Operator: The next question comes from Thomas Chong with Jefferies. Please go ahead.
Thomas Chong: Hi. Good evening. Thanks management for taking my question and congratulations on a solid set of results. My question is on the chips side. Can management comment about the impact on AI development after the further restriction of the chip export from the U.S.? How does that affect our AI product offerings and user experience, if any? Thank you.
Robin Li: Yes, the restrictions on the chip export to China actually have limited impact on Baidu in the near-term. We have successfully launched EB4 in mid-October, our most advanced foundation model in China. It is a milestone for us. And as I have just said earlier, we have a substantial reserve of AI chips, which can help us keep improving ERNIE Bot for the next year or 2 years. Also inference requires less powerful chips, and we believe our chip reserves as well as other alternatives will be sufficient to support a lot of AI native apps for the end users. And in the long run, having difficulties in acquiring the most advanced chips inevitably impacts the pace of AI divestment in China. So, we are proactively seeking alternatives.

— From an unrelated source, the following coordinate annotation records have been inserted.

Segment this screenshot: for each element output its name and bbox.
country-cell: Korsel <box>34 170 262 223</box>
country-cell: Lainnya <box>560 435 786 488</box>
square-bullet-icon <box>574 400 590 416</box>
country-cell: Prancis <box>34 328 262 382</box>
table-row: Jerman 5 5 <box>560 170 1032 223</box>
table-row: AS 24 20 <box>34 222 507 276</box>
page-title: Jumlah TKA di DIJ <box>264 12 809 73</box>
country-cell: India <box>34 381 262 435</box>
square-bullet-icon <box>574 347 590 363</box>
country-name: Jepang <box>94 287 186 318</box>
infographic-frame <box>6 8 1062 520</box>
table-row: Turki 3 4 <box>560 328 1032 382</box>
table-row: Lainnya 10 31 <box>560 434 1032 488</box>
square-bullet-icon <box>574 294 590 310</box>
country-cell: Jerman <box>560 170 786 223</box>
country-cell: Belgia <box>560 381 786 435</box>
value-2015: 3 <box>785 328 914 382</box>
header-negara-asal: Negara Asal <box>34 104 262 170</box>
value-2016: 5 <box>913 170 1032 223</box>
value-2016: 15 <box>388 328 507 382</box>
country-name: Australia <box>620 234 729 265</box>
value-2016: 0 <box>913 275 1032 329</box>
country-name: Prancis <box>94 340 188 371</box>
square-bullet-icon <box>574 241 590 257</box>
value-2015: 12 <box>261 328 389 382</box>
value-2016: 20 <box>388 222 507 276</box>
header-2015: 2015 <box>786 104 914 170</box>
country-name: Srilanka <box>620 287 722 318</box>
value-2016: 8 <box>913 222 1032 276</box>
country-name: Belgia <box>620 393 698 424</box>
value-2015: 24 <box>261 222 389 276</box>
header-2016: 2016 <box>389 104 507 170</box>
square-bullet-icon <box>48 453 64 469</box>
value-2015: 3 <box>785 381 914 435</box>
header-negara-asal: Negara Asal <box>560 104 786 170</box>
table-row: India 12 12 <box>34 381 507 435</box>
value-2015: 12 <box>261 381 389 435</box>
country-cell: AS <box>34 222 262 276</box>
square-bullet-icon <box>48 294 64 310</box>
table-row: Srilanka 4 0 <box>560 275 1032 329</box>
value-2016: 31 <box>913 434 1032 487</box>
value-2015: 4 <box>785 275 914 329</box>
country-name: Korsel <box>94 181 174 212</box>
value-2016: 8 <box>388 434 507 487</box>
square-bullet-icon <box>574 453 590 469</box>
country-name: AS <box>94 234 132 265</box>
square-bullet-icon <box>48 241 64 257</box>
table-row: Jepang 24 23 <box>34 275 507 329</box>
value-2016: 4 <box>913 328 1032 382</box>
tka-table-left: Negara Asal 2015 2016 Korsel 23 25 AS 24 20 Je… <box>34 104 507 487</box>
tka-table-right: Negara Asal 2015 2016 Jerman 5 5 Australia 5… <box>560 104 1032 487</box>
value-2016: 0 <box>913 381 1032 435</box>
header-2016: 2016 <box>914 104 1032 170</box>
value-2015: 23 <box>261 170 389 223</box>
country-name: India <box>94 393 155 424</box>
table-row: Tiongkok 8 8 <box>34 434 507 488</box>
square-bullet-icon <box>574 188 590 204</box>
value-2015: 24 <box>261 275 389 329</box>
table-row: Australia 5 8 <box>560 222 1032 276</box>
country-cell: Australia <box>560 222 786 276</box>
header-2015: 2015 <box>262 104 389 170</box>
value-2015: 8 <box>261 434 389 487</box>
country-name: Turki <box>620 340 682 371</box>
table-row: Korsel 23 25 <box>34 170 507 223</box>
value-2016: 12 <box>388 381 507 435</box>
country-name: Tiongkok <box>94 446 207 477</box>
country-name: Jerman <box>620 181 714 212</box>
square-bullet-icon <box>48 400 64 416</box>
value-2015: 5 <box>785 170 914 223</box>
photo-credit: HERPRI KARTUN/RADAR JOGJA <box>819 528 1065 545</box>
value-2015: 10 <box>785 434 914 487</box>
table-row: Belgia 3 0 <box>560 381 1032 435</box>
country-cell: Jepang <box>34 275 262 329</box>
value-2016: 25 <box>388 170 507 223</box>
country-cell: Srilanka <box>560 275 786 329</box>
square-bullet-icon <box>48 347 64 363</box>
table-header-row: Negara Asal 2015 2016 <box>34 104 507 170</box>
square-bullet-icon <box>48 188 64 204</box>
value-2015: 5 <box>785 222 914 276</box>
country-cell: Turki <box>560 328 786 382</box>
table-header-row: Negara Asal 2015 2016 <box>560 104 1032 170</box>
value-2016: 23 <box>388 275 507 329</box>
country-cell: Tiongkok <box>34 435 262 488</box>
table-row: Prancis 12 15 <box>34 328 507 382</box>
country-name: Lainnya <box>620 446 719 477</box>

While these options are not as advanced as the best chips in the U.S., our unique four-layer AI architecture and strength in AI algorithm will continue to help us improve efficiency and mitigate some of these challenges. For example, we have made some innovations in [indiscernible], our deep learning framework and ERNIE Bot foundation model to allow them to be better compatible with different parts of AI chips, both model training and inference tasks. But given that all the other Chinese companies face the same challenge, we believe we are actually best positioned to service market. As you probably know, in the past, some of our peers, they tried to write on the Gen AI wave by investing in those startups to train foundation models. And they – basically we sell the computing power to those start-ups.
We didn’t do that. We tried to optimize everything from the infrastructure layer to stream of [ph] layer and to model layer into apps. So, we have invested in this kind of end-to-end optimization approach. Therefore, we can – for the same amount of computing power, we can do training more efficiently, more cost effectively and we can do inferencing faster and cheaper. And as time pass by, I think more and more companies will realize that they don’t need to train their foundation models. They just need to develop AI native apps based on Baidu’s foundation model, which is the best on the market. So, I am really happy that we basically invested on this kind of end-to-end optimization front for many, many years. And it’s time for us to show that the investment is worth it.
Thank you.
Operator: Ladies and gentlemen, that does conclude our conference for today. Thank you for participating. You may all disconnect.